The official theme of the fundraisers for the New York museum’s Costume Institute was “American Independence,” leaving plenty of room for interpretation.
Gala overseer Anna Wintour arrived early with a wave to the crowd accompanied by her pregnant daughter, Bee, in a floral design with ruffles at the neck.
The gala, which raises money for the museum’s Costume Institute, was pushed last year from its traditional May berth and morphed this year into a two-part affair.
It coincides with the opening of “In America: A Lexicon of Fashion,” the first of a two-part exhibition at the Met’s Anna Wintour Costume Center.
Organisers invited 400 guests, or about a third the number that usually attend.
The two-part gala marks the Costume Institute’s 75th anniversary. The Met Gala raises the bulk of the institute’s annual funding, including a larger gathering scheduled for May 2.
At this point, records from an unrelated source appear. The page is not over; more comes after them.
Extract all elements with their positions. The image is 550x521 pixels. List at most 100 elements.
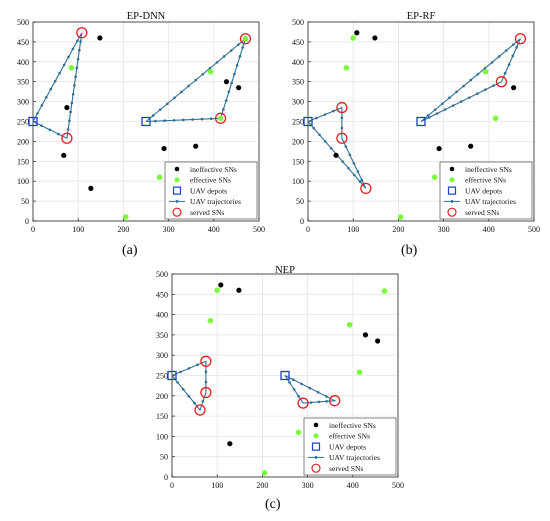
trajectory-waypoint	[484, 88, 487, 91]
x-tick-label: 100	[347, 225, 359, 234]
trajectory-waypoint	[222, 108, 225, 111]
ineffective-sn-point	[468, 143, 474, 149]
trajectory-waypoint	[426, 114, 430, 117]
trajectory-waypoint	[315, 116, 318, 120]
trajectory-waypoint	[504, 49, 508, 52]
trajectory-waypoint	[512, 43, 515, 46]
trajectory-waypoint	[476, 72, 480, 76]
trajectory-waypoint	[58, 71, 61, 75]
trajectory-waypoint	[340, 116, 344, 120]
legend-label-depots: UAV depots	[190, 186, 227, 195]
trajectory-waypoint	[57, 132, 60, 136]
y-tick-label: 150	[17, 157, 29, 166]
trajectory-waypoint	[75, 66, 79, 70]
trajectory-waypoint	[78, 49, 81, 52]
legend-label-effective: effective SNs	[465, 176, 506, 185]
ineffective-sn-point	[88, 185, 94, 191]
x-tick-label: 400	[208, 225, 220, 234]
trajectory-waypoint	[448, 96, 451, 100]
x-tick-label: 300	[438, 225, 450, 234]
ineffective-sn-point	[372, 35, 378, 41]
trajectory-waypoint	[181, 118, 185, 122]
ineffective-sn-point	[161, 145, 167, 152]
y-tick-label: 350	[292, 78, 304, 87]
trajectory-waypoint	[492, 84, 495, 87]
legend-label-trajectories: UAV trajectories	[329, 453, 380, 462]
effective-sn-point	[214, 287, 220, 294]
trajectory-waypoint	[441, 102, 444, 106]
trajectory-waypoint	[71, 47, 75, 51]
uav-trajectory	[307, 106, 367, 189]
uav-depot-marker	[141, 116, 151, 127]
effective-sn-point	[217, 115, 224, 122]
trajectory-waypoint	[229, 49, 233, 52]
effective-sn-point	[346, 321, 353, 328]
trajectory-waypoint	[312, 126, 316, 130]
trajectory-waypoint	[309, 401, 313, 404]
chart-panel-b: EP-RF 0 100 200 300 400 500 0 50 100 150 200 250 300 3…	[292, 11, 540, 234]
trajectory-waypoint	[230, 81, 233, 85]
y-tick-label: 200	[156, 392, 168, 401]
ineffective-sn-point	[218, 282, 224, 288]
trajectory-waypoint	[222, 55, 226, 58]
y-tick-label: 250	[292, 118, 304, 127]
trajectory-waypoint	[341, 160, 345, 163]
trajectory-waypoint	[469, 78, 473, 82]
x-tick-label: 200	[256, 481, 268, 490]
x-tick-label: 400	[347, 481, 359, 490]
effective-sn-point	[492, 115, 499, 122]
trajectory-waypoint	[316, 390, 320, 394]
trajectory-waypoint	[40, 104, 44, 107]
trajectory-waypoint	[187, 84, 190, 88]
effective-sn-point	[207, 317, 214, 324]
trajectory-waypoint	[235, 63, 239, 67]
trajectory-waypoint	[476, 92, 479, 95]
y-tick-label: 200	[292, 137, 304, 146]
trajectory-waypoint	[76, 57, 80, 61]
x-tick-label: 500	[528, 225, 540, 234]
effective-sn-point	[68, 64, 75, 71]
trajectory-waypoint	[209, 117, 213, 121]
x-tick-label: 200	[117, 225, 129, 234]
effective-sn-point	[356, 369, 363, 376]
trajectory-waypoint	[427, 116, 431, 119]
effective-sn-point	[431, 174, 438, 181]
ineffective-sn-point	[362, 332, 369, 338]
legend-swatch-trajectory-dot	[314, 456, 318, 459]
trajectory-waypoint	[73, 84, 76, 87]
trajectory-waypoint	[433, 108, 437, 111]
trajectory-waypoint	[329, 146, 333, 150]
effective-sn-point	[381, 288, 388, 294]
y-tick-label: 50	[160, 453, 168, 462]
trajectory-waypoint	[191, 118, 194, 121]
legend-label-served: served SNs	[329, 464, 363, 473]
served-sn-marker	[336, 132, 348, 144]
trajectory-waypoint	[317, 400, 321, 404]
trajectory-waypoint	[151, 114, 155, 117]
y-tick-label: 400	[292, 58, 304, 67]
trajectory-waypoint	[358, 180, 362, 183]
trajectory-waypoint	[69, 110, 72, 114]
trajectory-waypoint	[507, 63, 511, 66]
trajectory-waypoint	[74, 75, 77, 78]
y-tick-label: 250	[17, 118, 29, 127]
served-sn-marker	[61, 132, 73, 144]
trajectory-waypoint	[193, 401, 196, 405]
trajectory-waypoint	[48, 128, 52, 132]
trajectory-waypoint	[180, 90, 183, 94]
trajectory-waypoint	[318, 133, 321, 137]
y-tick-label: 0	[25, 217, 29, 226]
y-tick-label: 100	[156, 432, 168, 441]
trajectory-waypoint	[443, 108, 447, 111]
legend-swatch-ineffective	[313, 422, 319, 428]
trajectory-waypoint	[201, 72, 205, 76]
trajectory-waypoint	[163, 119, 166, 123]
trajectory-waypoint	[241, 46, 244, 49]
trajectory-waypoint	[347, 167, 350, 170]
y-tick-label: 50	[296, 197, 304, 206]
ineffective-sn-point	[236, 287, 242, 293]
trajectory-waypoint	[173, 96, 176, 100]
x-tick-label: 300	[163, 225, 175, 234]
trajectory-waypoint	[179, 370, 182, 374]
That date reclaims the first Monday in May for the gala and will celebrate the exhibition’s second part, “In America: An Anthology of Fashion,” in the period rooms of the museum’s American Wing.
Considered fashion’s biggest night, A-list guests from music, film, TV, tech and beyond are encouraged to embrace the theme of the new exhibition each year as they slowly make their way up the museum’s red-carpeted stairs. Interpretation is everything when it comes to how they dress - and how they enter.
The Met Gala - short for the Metropolitan Museum of Art’s Costume Institute Gala - raised more than $US13 million ($A18 million) in 2019 for the Costume Institute, which is the Met’s fashion department.
It is the museum’s only curatorial department that has to fund itself and has an important friend in Wintour, who tends the guest list. She has raised so much money for the Costume Institute over the years (with estimates up to $US200 million ($A271 million) that the wing now bears her name.
Tickets cost $US30,000 ($A40,700)-plus, but that doesn’t mean the stars ante up. They’re often hosted by brands and companies that buy tables for thousands more and are accompanied by top designers who dress them.